The only bullshit are stupid complains about it from people who don't understand that memory chips come at sizes of power-of-two or what it means to total memory capacity.
Its not just "possible", its how EVERYTHING has been done for the last 25 years.
SRAM(cache) is about 4 times more dense than logic in average. And there is also big difference between logic made to be fast and logic made to be dense. Comparing transistor counts do not make much sense...
No, they could not.
eDRAM scales badly with new mfg processes and is not supported by TMSCs "7nm" process at all.
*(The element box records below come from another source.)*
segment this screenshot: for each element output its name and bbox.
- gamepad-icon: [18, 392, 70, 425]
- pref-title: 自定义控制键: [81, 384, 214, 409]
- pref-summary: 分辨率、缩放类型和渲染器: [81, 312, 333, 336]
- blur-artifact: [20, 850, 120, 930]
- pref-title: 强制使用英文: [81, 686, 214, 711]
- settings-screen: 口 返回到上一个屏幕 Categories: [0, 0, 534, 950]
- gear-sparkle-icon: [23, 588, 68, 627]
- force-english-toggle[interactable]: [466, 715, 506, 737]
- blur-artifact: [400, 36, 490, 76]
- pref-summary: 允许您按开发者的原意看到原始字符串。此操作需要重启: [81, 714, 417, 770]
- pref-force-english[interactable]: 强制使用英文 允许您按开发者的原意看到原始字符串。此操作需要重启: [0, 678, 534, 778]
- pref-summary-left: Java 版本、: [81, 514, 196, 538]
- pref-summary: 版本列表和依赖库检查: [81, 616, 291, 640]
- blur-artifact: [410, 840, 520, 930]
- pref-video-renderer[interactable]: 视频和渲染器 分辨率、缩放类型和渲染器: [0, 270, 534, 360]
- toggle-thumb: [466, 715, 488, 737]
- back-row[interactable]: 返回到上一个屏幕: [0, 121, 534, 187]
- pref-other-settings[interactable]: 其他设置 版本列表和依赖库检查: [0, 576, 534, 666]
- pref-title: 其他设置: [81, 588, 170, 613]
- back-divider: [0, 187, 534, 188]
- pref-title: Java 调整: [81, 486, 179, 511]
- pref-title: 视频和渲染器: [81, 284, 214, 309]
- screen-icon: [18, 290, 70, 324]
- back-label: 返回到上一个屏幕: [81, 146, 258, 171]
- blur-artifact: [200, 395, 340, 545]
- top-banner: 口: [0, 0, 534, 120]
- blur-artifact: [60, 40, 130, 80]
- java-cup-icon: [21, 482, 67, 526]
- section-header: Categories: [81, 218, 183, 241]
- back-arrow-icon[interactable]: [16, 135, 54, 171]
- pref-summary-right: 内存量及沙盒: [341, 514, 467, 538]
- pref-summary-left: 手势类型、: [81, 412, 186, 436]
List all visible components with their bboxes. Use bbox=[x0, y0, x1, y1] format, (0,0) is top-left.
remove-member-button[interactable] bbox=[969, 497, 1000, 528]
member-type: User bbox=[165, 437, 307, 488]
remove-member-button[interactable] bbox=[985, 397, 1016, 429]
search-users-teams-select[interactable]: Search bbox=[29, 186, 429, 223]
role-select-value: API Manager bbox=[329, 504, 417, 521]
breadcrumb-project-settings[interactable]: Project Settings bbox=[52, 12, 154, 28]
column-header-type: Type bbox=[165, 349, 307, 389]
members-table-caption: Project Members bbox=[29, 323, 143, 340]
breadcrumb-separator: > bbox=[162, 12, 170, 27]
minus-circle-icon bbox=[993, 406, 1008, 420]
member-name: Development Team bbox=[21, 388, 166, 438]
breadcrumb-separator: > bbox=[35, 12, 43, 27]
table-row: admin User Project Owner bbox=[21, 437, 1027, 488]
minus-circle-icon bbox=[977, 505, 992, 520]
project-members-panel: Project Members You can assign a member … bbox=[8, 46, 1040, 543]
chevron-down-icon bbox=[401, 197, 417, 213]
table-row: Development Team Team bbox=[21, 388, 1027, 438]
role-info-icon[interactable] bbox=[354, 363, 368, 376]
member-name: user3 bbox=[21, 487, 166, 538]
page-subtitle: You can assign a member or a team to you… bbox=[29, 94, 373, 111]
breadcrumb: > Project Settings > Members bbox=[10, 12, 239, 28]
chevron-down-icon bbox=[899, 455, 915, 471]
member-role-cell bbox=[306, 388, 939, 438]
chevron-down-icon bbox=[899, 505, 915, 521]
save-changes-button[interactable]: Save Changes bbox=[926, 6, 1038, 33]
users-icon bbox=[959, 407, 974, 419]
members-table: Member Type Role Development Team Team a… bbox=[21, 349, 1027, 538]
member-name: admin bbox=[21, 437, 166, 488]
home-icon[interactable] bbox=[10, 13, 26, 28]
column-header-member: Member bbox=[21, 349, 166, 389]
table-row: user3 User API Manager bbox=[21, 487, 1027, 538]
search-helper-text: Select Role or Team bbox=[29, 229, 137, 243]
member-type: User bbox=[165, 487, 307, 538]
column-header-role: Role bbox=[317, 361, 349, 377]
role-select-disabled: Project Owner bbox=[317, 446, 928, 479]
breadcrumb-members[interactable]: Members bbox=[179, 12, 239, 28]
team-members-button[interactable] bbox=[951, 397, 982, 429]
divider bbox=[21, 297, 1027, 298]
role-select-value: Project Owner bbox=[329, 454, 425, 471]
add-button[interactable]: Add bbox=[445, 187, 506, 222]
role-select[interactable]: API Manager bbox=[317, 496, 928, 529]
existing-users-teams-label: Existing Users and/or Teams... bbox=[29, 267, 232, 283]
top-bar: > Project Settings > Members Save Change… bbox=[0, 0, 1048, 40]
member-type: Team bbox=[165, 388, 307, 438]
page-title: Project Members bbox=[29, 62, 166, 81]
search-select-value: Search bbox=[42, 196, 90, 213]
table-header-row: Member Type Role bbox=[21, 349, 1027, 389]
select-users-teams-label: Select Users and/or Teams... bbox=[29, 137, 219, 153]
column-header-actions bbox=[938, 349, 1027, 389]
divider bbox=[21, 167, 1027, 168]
Those IBMs chips wil eDRAM cache are made with old mfg processes.
SRAM scales very well with new processes and is only about 1mm2 per 1 MiB on TMSCs "7nm"
8 zen2 cores with ~13% ipc increase over zen1 and , ~4.8 GHz turbo clock and ~4.2 GHz base clock would give 9900k a good run for the money, typically losing slightly on single-thread performance but winning slightly on multi-threaded performance.
6-core CCX would increase L3 latency.
They are already making 338? mm² Vega 20 die
~150mm^2 ryzen die is not a problem for the TSMC "7nm" process in it's current state.
So they can easily also make ~150mm² 8-core desktop ryzen immediately, without any chiplets.